(Clearwisdom.net) Liu Yi, also known as Liu Zixiang, lived in Yingyin during the East Han Dynasty. He was a person of justice and integrity. His family was well off for generations, and he often provided relief to other people, but sought nothing in return.

Once when Mr. Liu was traveling in Runan, he came across a person named Zhang Jili who was hurrying on his way to a funeral a great distance away. When he unexpectedly encountered icy conditions, his wagon broke down, and he was stuck. When Mr. Liu saw this, he immediately got out of his wagon and gave it to Zhang. He himself took off on horseback, without leaving his name. Zhang figured he must be the renowned and benevolent Liu Yi . After the funeral, Zhang made a special trip to pay Mr. Liu a visit in Yingyin to return the wagon. When Liu learned that Zhang was coming, he closed the door and left a message that he was out, so as to avoid meeting Zhang.

Mr. Liu held fast to his own ideals and was not willing to submit to the royal government's appointments. Later, he accepted an appointment by Chong Fu, the prefect of the Ying District, as a merit officer. Because he helped Chong Fu on a critical matter, Chong Fu wanted to recommend him to the imperial court as an official. But the upright Liu Yi refused, feeling it shameful to use such matters as a springboard to a higher rank.

When there was a famine because of the war, Mr. Liu expended much effort to provide relief to those in need and without grain. Several hundred people survived because of him. In short, so long as people nearby needed help, he would go all out to provide relief.

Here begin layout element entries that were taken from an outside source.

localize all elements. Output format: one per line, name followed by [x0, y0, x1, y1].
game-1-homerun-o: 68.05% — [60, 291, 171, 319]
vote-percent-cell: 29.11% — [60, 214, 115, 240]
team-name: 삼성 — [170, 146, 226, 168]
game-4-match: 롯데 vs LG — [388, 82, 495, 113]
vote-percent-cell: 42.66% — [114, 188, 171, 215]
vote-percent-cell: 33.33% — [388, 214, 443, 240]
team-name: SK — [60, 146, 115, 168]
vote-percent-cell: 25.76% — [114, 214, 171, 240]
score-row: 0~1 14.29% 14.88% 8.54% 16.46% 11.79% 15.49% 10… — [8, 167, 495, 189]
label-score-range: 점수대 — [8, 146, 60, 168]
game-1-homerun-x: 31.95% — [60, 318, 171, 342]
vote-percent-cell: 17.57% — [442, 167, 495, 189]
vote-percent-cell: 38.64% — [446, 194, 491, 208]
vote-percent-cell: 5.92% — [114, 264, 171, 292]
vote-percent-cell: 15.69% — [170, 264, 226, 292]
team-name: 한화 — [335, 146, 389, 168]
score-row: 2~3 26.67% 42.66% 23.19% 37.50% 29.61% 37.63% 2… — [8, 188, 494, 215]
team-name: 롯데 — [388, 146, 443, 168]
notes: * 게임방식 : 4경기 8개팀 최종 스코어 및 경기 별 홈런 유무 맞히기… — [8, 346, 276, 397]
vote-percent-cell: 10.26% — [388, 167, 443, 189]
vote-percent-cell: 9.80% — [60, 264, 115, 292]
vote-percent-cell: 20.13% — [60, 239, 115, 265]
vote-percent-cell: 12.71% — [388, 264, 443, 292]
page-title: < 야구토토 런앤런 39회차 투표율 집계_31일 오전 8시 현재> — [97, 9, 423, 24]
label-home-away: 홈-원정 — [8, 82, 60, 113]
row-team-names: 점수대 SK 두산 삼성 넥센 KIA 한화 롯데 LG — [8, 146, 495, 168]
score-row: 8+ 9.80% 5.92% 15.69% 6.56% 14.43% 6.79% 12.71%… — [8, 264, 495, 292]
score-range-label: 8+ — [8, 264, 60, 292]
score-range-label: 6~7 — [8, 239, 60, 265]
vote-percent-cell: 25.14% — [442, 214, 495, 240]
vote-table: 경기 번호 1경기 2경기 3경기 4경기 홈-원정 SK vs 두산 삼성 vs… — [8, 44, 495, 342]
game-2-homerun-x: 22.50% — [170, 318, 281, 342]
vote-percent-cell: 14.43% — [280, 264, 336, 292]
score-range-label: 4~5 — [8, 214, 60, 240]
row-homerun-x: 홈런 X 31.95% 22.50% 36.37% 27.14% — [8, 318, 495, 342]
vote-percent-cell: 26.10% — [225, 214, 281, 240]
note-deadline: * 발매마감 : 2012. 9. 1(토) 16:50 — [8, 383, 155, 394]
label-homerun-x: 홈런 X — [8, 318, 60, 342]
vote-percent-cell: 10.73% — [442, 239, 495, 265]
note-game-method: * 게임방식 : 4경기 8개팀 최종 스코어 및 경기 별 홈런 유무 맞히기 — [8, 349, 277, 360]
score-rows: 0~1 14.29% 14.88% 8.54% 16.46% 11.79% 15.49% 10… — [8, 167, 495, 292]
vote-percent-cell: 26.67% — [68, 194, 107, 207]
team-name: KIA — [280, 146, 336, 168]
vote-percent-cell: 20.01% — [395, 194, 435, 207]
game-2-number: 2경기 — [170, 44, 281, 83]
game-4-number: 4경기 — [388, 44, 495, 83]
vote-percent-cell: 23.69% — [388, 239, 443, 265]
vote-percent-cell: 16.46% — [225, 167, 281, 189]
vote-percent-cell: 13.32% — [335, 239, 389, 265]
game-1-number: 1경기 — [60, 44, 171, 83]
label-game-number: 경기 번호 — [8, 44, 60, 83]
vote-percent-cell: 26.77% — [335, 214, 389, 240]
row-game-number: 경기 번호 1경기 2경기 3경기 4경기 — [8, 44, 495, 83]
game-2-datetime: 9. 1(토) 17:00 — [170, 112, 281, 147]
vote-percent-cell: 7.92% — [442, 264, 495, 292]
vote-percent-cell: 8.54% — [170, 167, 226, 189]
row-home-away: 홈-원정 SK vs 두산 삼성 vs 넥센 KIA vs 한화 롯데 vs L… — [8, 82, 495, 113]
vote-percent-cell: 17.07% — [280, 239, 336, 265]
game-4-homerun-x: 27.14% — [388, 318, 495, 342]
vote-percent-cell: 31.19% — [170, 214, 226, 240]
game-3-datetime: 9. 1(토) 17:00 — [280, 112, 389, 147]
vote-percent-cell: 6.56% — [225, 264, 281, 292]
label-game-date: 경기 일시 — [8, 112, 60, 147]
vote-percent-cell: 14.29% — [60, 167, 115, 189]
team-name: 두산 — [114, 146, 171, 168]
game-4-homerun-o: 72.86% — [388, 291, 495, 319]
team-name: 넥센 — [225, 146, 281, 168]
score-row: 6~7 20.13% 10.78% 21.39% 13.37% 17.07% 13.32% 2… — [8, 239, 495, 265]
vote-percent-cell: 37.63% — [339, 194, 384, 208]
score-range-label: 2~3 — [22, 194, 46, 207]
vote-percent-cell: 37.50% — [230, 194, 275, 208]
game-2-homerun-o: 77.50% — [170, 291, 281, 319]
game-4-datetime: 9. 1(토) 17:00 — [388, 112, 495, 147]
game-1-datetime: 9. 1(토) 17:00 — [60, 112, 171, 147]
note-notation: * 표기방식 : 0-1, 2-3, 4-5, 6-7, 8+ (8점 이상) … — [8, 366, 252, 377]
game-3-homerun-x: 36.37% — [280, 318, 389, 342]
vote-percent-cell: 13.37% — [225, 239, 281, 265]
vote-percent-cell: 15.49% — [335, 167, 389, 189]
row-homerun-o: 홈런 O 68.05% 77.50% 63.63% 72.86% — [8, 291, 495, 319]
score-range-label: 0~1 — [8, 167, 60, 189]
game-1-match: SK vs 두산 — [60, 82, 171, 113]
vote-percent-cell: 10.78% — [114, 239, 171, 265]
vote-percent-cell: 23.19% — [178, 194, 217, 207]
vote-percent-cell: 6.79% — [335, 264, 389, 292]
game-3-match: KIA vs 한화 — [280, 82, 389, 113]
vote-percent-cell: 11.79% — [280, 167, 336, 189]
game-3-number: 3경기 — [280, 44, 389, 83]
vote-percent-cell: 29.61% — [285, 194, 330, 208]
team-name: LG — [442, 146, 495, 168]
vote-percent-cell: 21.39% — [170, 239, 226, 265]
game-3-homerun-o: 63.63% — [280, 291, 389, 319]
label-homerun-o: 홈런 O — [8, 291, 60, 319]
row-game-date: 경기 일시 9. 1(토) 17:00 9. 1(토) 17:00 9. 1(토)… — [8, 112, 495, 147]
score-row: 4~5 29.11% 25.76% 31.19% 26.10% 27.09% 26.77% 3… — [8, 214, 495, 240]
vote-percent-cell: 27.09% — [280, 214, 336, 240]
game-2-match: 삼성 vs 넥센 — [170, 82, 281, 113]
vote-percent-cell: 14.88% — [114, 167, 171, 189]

When Emperor Hanxian relocated the capitol west, Mr. Liu was recommended to be the finance officer. Because of Mr. Liu's meritorious service, the emperor issued a special imperial order to appoint him as court attendant, and he was transferred to Chenliu to the post of prefect. Mr. Liu gave away all his treasure and jewels and only had his wagons when he went to Chenliu to take up the post.

On the way, several hundred miles past Hangu Pass, Liu Yi discovered that an official had died of illness by the roadside. Mr. Liu thereupon traded his horse for a coffin and took off his own clothes to wrap the corpse and place it in the coffin.

As he continued on his journey, he met a person he had known in the past, destitute and hungry. Mr. Liu could not bear to leave the person like that, so he gave orders that the oxen that pulled the wagon be killed to provide food for him. Everybody urged him not to do it, but Mr. Liu said, "If a man sees somebody in dire straits and does nothing, he is hardly a gentleman with aspirations." Later, Mr. Liu, together with those people, died of hunger.

Helping people in difficulty, selflessly and with everything, including one's own life, is probably what our Divine Culture referred to as "Dying for a just cause."

Mr. Liu did good deeds, but he did not brag about it or use it for fame or to achieve high rank. What he did, however, was in plain sight of Heaven above. Mr. Liu would have accrued much virtue for himself and thus laid a good foundation for his future life. Sooner or later, Heaven would reward him handsomely.